Si les profils des passeurs sont très différents, tous en commun d’avoir «choisi la vie», affirme le prêtre. «Ils ont sauvé des milliers de vies». Pour rendre compte de leur action, le père Desbois a rassemblé plusieurs histoires dans un ouvrage: les larmes du passeur, préfacé par Béate et Serge Klarsfeld, aux éditions du Rocher.
Un retour entre joie et effroi
Le retour à la vie de ces femmes n’est pas facile. Beaucoup d’entre elles ont perdu tous les hommes de leur famille. Elles doivent donc subvenir à leurs besoins et à ceux de leurs enfants toutes seules. Certaines ne surmontent pas le traumatisme et se suicident. «Mais globalement les femmes ont une force de rebond», estime le président de Yahad in unum. Pour les garçons, «c’est autre chose». «Ils ont été emmenés dans des camps d’entrainement, ils ont étudié dans des écoles islamiques pendant un an et demi, ils ne se souviennent pas de leur langue d’origine ; tel enfant parle le turc, le russe, l’anglais, parce qu’ils ont été acheté par des daesh de ces pays-là. Il y a une réadaptation au langage, et un travail pour sortir de cette emprise de Daech».

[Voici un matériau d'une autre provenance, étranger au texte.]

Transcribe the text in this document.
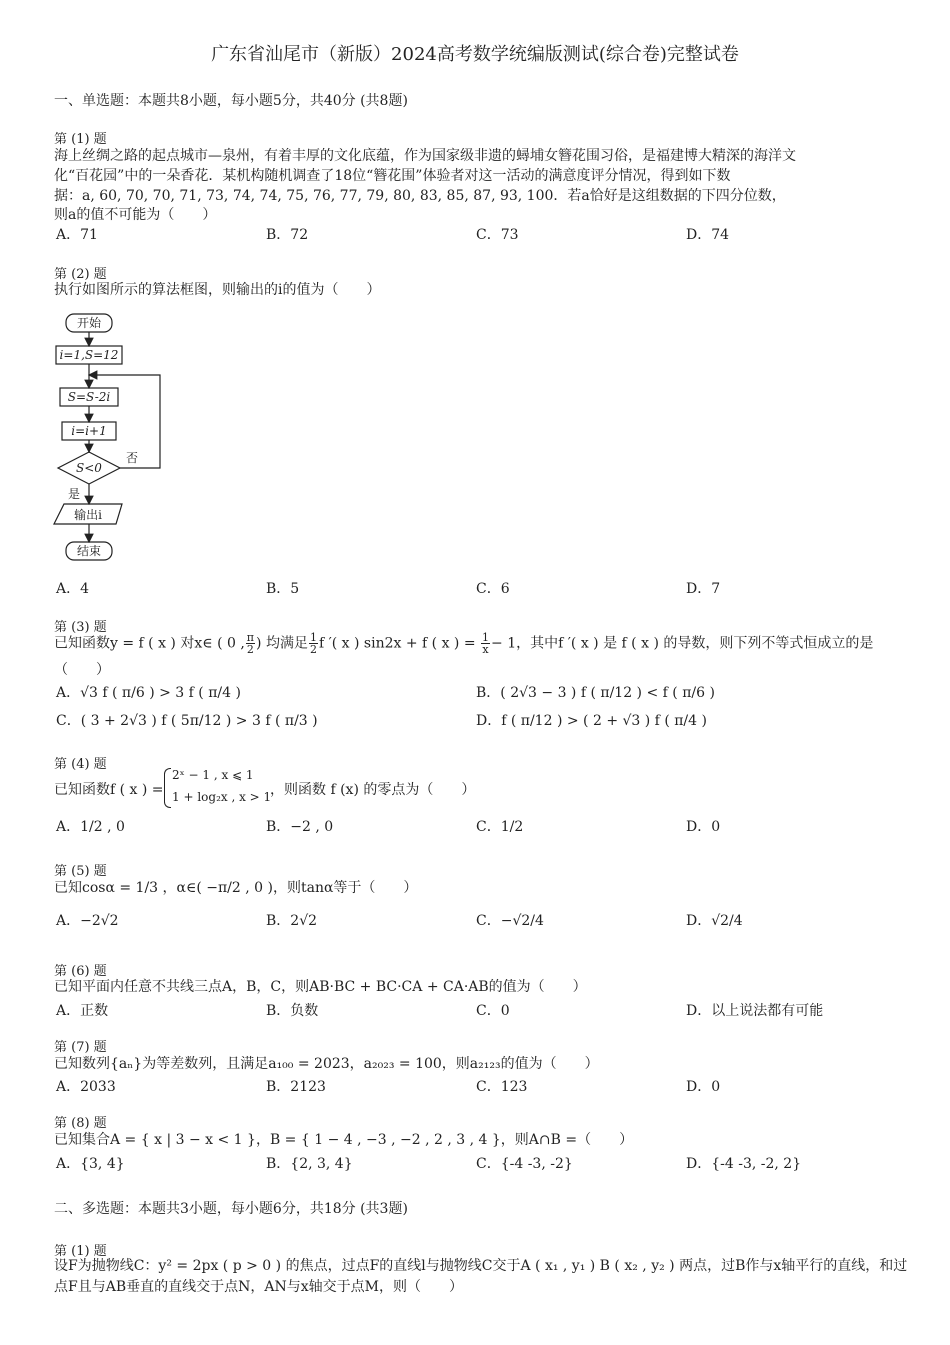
广东省汕尾市（新版）2024高考数学统编版测试(综合卷)完整试卷
一、单选题：本题共8小题，每小题5分，共40分 (共8题)
第 (1) 题
海上丝绸之路的起点城市—泉州，有着丰厚的文化底蕴，作为国家级非遗的蟳埔女簪花围习俗，是福建博大精深的海洋文
化“百花园”中的一朵香花．某机构随机调查了18位“簪花围”体验者对这一活动的满意度评分情况，得到如下数
据：a, 60, 70, 70, 71, 73, 74, 74, 75, 76, 77, 79, 80, 83, 85, 87, 93, 100．若a恰好是这组数据的下四分位数，
则a的值不可能为（　　）
A．71	B．72	C．73	D．74
第 (2) 题
执行如图所示的算法框图，则输出的i的值为（　　）
开始
i=1,S=12
S=S-2i
i=i+1
S<0
否
是
输出i
结束
A．4	B．5	C．6	D．7
第 (3) 题
已知函数y = f ( x ) 对x∈ ( 0 , $\frac{\pi}{2}$ ) 均满足 $\frac{1}{2}$ f ′( x ) sin2x + f ( x ) = $\frac{1}{x} - 1$，其中f ′( x ) 是 f ( x ) 的导数，则下列不等式恒成立的是
（　　）
A．√3 f ( π/6 ) > 3 f ( π/4 )	B．( 2√3 − 3 ) f ( π/12 ) < f ( π/6 )
C．( 3 + 2√3 ) f ( 5π/12 ) > 3 f ( π/3 )	D．f ( π/12 ) > ( 2 + √3 ) f ( π/4 )
第 (4) 题
已知函数f ( x ) =
2ˣ − 1 , x ⩽ 1
1 + log₂x , x > 1
，则函数 f (x) 的零点为（　　）
A．1/2 , 0	B．−2 , 0	C．1/2	D．0
第 (5) 题
已知cosα = 1/3 ，α∈( −π/2 , 0 )，则tanα等于（　　）
A．−2√2	B．2√2	C．−√2/4	D．√2/4
第 (6) 题
已知平面内任意不共线三点A，B，C，则AB·BC + BC·CA + CA·AB的值为（　　）
A．正数	B．负数	C．0	D．以上说法都有可能
第 (7) 题
已知数列{aₙ}为等差数列，且满足a₁₀₀ = 2023，a₂₀₂₃ = 100，则a₂₁₂₃的值为（　　）
A．2033	B．2123	C．123	D．0
第 (8) 题
已知集合A = { x | 3 − x < 1 }，B = { 1 − 4 , −3 , −2 , 2 , 3 , 4 }，则A∩B =（　　）
A．{3, 4}	B．{2, 3, 4}	C．{-4 -3, -2}	D．{-4 -3, -2, 2}
二、多选题：本题共3小题，每小题6分，共18分 (共3题)
第 (1) 题
设F为抛物线C：y² = 2px ( p > 0 ) 的焦点，过点F的直线l与抛物线C交于A ( x₁ , y₁ ) B ( x₂ , y₂ ) 两点，过B作与x轴平行的直线，和过
点F且与AB垂直的直线交于点N，AN与x轴交于点M，则（　　）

Ces survivants peuvent compter sur leurs familles qui les accueillent avec «joie», mais aussi avec «effroi». Joie de retrouver quelques parents alors que des dizaines d’autres ont été massacrés ou n’ont pu s’échapper. Effroi car certains enfants, surtout les garçons, sont devenus djihadistes. Le père Desbois raconte l’entretien qu’il a eu avec une femme revenue du califat avec son garçon.
«Toutes les cinq minutes, durant l’interview, il s’arrêtait et criait “Allah Akbar, longue vie à Bagdadi” (le chef de Daech). À la fin de l’entretien, il a demandé au cameraman de lui donner son sac en disant: “je vais tous vous faire exploser“. Cet enfant ne savait plus du tout qui il était».

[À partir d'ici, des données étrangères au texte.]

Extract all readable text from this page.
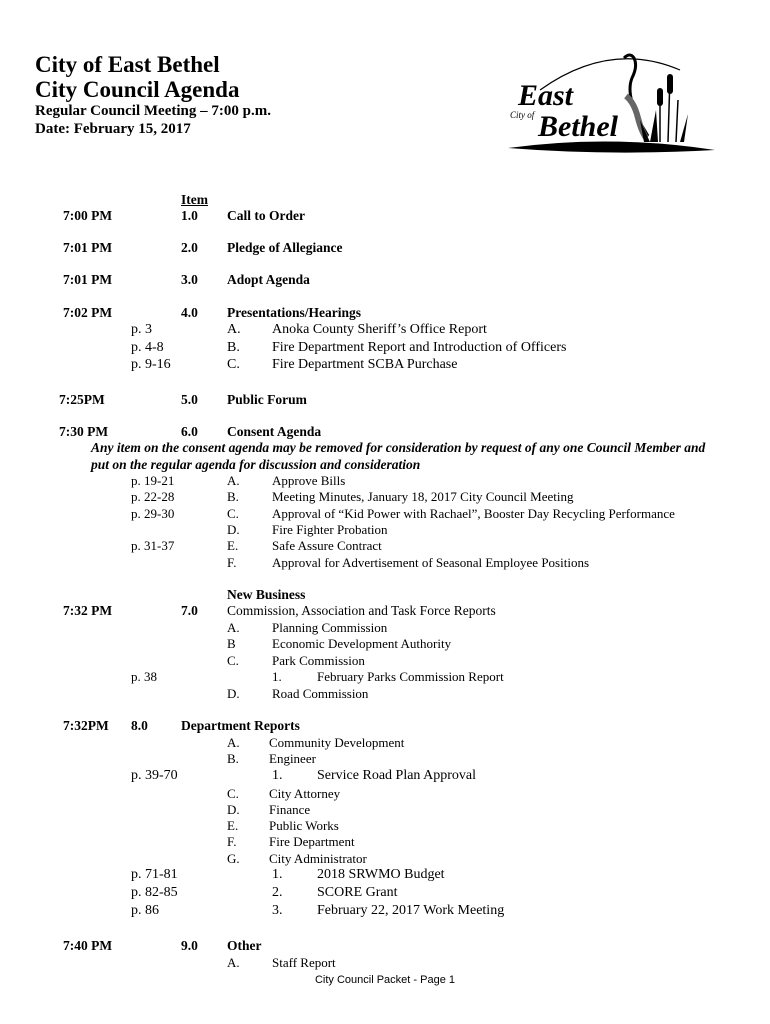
City of East Bethel
City Council Agenda
Regular Council Meeting – 7:00 p.m.
Date: February 15, 2017
East
City of Bethel
Item
7:00 PM	1.0 Call to Order
7:01 PM	2.0 Pledge of Allegiance
7:01 PM	3.0 Adopt Agenda
7:02 PM	4.0 Presentations/Hearings
p. 3	A. Anoka County Sheriff’s Office Report
p. 4-8	B. Fire Department Report and Introduction of Officers
p. 9-16	C. Fire Department SCBA Purchase
7:25PM	5.0 Public Forum
7:30 PM	6.0 Consent Agenda
Any item on the consent agenda may be removed for consideration by request of any one Council Member and
put on the regular agenda for discussion and consideration
p. 19-21	A. Approve Bills
p. 22-28	B.	Meeting Minutes, January 18, 2017 City Council Meeting
p. 29-30	C.	Approval of “Kid Power with Rachael”, Booster Day Recycling Performance
D. Fire Fighter Probation
p. 31-37	E.	Safe Assure Contract
F.	Approval for Advertisement of Seasonal Employee Positions
New Business
7:32 PM	7.0 Commission, Association and Task Force Reports
A. Planning Commission
B	Economic Development Authority
C.	Park Commission
p. 38	1.	February Parks Commission Report
D. Road Commission
7:32PM 8.0 Department Reports
A. Community Development
B. Engineer
p. 39-70	1. Service Road Plan Approval
C. City Attorney
D. Finance
E. Public Works
F.	Fire Department
G. City Administrator
p. 71-81	1. 2018 SRWMO Budget
p. 82-85	2. SCORE Grant
p. 86	3. February 22, 2017 Work Meeting
7:40 PM	9.0 Other
A. Staff Report
City Council Packet - Page 1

Aujourd’hui, les Yazidis aspirent à retrouver les derniers membres de leur communauté encore entre les mains de Daech. Ceux qui ont fui à l’étranger n’ont pas encore l’envie de revenir. Le souvenir des crimes de Daesh est encore trop proche, et la trahison de certains de leurs voisins trop douloureuse pour espérer réinstaurer un climat de confiance propices au retour. «Après un génocide, les victimes n’en ont pas fini», rappelle le père Desbois, conscient du long chemin qu’elles devront parcourir pour guérir, s’il en est possible, de ce long cauchemar.